Sunday 3 April 2011

Systematic Suppression of Potential


A percentage of my research into Human performance, in fact increasingly so, is centred on the emerging area of Neuroscience. It doesn’t matter what part of performance we are trying to enhance, the human brain plays a pivotal role. However I’m not going to get into details here about current advances in our knowledge or how to implement them into our daily routine so that we can benefit. What I want to share is a quick anecdote to what is going on in the minds of the people who set the scene for the ‘education’ of our children.

I was having dinner with a few friends who are in senior positions in their fields, one in Education, the other, if you see the connection, in a (very) related field, although not through a cursory glance.  I had that week been researching various areas of neuroscience to update the HPC-UK Brain Program.  During the course of the evening I ‘shared’ what I had been doing that week, and tried to suggest that education in its current methodology is not best serving the children.  Again I won’t go into details about what I shared, I will do that in separate articles, I just want you to see the response. 

I talked about how the current teaching and learning, not only activates very limited pathways and processes in the brain, and how using simple strategies we could vastly change this scene so that increased neural plasticity and brain power would be the rule not the exception. I also spoke about how children aren’t taught to develop ‘working memory’ which would at a minimum decrease supposed behavioural problems, but more importantly allow children to utilise higher level thinking skills and creativity.

The response? I was told that what I said was ‘great, but, ‘we’re’ not interested in that.  We want children to grow so that they are able to perform an operation as efficiently as possible, regardless of the process involved.’ I questioned this saying that surely we want to assist in developing children so that they can make connections and see beyond what we see as possible, and then find ways to make that an actuality, which only a creative mind can achieve. I was then told that ‘No, as long as they can perform a function and produce the result we want, we don’t care’.

This is not about teachers, most of whom are great people, this is about the people that dictate to the teachers and other direct people of influence, what they can, and just as importantly can’t do. The teachers are merely puppets in this game.

So this is the bottom line, they want, for lack of a better term, your children (and you, the children are the investment) to be robots. Essentially a body to perform a function efficiently and no more.  They don’t want humans to realise their potential, and that potential is far, far in excess of what you may believe is possible. However to begin that journey you must ‘unlearn’ a few, albeit pervasive, things that hold you down and limit your infinite potential. I’ll attempt to show you how to do that, and don’t get me wrong, I’m far from being anywhere near any kind of self actualised ‘Nirvana’, far from it. But the Beauty of being Human is that we can recognise that we’re going wrong, or that something doesn’t feel right, and then use our brain to correct this. However, unless you first empty your mind, you’ll never be able to change it. To re-program your mind, you have to wipe the slate clean and start afresh. I’ll finish with a quick passage from a fairly ancient text which summarises the first step.

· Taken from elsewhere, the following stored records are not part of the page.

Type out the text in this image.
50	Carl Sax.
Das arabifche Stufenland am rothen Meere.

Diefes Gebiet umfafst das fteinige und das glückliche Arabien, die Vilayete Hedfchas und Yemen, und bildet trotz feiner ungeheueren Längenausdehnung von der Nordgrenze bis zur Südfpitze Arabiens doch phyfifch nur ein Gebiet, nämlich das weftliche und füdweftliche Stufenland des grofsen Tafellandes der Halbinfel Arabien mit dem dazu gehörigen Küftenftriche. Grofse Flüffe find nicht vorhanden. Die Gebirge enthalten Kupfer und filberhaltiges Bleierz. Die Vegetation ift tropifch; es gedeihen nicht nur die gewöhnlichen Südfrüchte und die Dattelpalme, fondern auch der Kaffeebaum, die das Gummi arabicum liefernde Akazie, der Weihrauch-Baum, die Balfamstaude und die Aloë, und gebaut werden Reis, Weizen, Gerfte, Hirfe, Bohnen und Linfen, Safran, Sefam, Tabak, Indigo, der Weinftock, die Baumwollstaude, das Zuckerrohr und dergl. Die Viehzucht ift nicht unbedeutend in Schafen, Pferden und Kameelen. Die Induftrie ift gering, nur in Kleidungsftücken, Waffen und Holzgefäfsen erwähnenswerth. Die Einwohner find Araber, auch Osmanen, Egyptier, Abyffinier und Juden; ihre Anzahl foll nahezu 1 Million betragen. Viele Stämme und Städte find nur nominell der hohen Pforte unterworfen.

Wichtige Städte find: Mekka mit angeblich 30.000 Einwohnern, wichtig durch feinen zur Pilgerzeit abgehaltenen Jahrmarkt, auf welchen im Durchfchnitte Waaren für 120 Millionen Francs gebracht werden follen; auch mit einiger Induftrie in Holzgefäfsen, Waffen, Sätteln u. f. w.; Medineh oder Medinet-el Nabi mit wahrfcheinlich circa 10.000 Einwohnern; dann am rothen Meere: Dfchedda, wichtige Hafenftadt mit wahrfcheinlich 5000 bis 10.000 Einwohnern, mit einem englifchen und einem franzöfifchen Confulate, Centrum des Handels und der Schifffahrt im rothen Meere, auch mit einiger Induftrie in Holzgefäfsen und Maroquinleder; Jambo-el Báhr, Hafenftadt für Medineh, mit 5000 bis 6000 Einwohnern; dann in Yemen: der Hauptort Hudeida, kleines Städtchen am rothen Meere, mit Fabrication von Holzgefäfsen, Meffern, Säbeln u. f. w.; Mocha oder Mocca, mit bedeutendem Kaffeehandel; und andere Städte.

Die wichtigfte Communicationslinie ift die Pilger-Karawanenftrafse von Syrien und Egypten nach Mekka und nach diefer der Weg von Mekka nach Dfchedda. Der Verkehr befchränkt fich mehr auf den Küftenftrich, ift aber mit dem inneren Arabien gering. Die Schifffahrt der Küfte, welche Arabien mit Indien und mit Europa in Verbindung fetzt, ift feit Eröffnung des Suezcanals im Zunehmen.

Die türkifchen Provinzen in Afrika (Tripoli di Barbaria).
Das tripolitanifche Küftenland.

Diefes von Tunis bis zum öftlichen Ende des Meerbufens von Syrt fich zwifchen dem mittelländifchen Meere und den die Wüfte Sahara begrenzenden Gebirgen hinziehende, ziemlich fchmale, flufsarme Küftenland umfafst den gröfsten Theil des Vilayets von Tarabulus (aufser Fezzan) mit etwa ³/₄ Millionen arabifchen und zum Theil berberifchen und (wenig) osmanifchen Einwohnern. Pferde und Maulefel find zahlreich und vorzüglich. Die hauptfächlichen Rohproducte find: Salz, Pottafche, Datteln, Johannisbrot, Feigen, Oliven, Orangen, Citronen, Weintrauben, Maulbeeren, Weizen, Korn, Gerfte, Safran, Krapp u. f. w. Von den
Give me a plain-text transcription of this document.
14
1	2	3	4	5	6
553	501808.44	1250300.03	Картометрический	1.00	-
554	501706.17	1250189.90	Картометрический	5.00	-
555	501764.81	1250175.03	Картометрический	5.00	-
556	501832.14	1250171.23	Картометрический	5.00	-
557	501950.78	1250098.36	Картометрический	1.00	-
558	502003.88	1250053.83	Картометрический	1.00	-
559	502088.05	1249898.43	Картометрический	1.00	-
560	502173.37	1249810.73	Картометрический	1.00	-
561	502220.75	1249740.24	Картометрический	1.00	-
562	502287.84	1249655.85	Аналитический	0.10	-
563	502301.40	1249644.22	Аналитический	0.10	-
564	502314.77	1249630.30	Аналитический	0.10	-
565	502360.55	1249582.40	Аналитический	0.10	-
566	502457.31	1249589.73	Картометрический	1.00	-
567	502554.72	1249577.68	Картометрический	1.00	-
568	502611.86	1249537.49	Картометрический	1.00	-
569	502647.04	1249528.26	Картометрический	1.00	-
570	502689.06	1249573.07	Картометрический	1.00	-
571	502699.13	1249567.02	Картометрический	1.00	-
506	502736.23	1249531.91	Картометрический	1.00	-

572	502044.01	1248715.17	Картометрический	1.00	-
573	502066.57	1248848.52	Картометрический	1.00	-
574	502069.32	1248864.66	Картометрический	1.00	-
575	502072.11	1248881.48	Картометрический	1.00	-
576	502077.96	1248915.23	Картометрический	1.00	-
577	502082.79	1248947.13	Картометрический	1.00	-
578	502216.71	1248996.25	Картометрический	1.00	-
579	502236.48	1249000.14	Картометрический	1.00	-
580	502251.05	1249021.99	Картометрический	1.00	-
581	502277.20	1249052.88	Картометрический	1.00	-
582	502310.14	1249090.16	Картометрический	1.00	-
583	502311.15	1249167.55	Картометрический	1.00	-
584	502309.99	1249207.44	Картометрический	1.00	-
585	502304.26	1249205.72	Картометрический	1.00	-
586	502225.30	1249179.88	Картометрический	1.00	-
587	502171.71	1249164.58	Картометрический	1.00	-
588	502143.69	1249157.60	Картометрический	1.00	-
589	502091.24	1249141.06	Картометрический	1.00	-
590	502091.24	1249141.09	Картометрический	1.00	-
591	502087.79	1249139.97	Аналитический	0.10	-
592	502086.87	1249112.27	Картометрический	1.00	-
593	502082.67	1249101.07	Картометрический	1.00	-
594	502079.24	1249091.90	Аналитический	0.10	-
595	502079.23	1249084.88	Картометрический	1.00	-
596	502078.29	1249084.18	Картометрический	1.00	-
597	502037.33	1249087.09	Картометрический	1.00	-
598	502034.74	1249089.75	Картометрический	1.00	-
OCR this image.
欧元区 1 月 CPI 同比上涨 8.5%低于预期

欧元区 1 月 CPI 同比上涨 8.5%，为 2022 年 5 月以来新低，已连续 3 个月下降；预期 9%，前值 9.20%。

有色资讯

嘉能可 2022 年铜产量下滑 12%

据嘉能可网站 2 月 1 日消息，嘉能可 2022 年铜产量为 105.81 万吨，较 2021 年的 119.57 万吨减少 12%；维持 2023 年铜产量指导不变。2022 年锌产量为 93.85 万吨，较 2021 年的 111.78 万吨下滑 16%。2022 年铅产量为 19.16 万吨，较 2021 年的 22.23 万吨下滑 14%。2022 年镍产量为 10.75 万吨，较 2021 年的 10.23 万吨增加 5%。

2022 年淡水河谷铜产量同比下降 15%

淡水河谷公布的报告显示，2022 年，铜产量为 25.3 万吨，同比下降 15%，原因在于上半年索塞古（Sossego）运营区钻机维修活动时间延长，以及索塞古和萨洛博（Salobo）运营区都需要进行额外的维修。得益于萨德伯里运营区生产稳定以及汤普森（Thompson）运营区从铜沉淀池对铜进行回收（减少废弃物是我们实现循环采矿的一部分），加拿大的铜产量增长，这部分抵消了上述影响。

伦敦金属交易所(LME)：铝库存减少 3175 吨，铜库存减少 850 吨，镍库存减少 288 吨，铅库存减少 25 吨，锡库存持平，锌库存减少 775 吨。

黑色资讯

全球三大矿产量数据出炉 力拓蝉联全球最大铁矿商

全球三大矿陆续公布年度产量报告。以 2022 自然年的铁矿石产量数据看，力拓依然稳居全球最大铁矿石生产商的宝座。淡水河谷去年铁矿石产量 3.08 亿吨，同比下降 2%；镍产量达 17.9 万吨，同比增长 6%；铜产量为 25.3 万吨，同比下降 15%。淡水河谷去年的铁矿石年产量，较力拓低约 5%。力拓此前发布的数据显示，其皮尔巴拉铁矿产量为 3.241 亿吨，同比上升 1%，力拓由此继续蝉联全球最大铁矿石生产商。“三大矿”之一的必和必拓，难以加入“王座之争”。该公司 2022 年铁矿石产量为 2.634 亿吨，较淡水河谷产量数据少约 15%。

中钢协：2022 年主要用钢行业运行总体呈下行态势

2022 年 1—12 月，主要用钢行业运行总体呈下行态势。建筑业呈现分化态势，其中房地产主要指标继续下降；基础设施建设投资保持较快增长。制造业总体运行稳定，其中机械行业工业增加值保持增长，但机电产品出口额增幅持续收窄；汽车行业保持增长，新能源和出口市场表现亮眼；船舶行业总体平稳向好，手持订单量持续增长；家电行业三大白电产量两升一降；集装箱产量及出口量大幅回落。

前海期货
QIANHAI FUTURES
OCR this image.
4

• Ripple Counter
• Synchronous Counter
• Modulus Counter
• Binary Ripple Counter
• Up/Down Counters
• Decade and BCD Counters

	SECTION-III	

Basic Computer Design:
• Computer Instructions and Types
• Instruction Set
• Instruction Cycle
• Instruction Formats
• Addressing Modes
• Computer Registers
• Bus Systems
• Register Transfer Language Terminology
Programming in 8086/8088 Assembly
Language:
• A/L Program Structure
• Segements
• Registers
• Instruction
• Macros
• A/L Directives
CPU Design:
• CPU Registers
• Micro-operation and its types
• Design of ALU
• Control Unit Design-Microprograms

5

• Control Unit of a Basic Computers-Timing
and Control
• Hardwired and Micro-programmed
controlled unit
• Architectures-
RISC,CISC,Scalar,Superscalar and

The Book of the Five Rings tells the story of a self important professor who went to visit a famous Zen master. While the master quietly served tea, the professor talked about Zen. The master poured the visitor’s cup to the brim, and then kept pouring. The professor watched the overflowing cup until he could no longer restrain himself. “It’s overfull! No more will go in!” the professor blurted. “You are like this cup,” the master replied, “How can I show you Zen unless you first empty your cup.”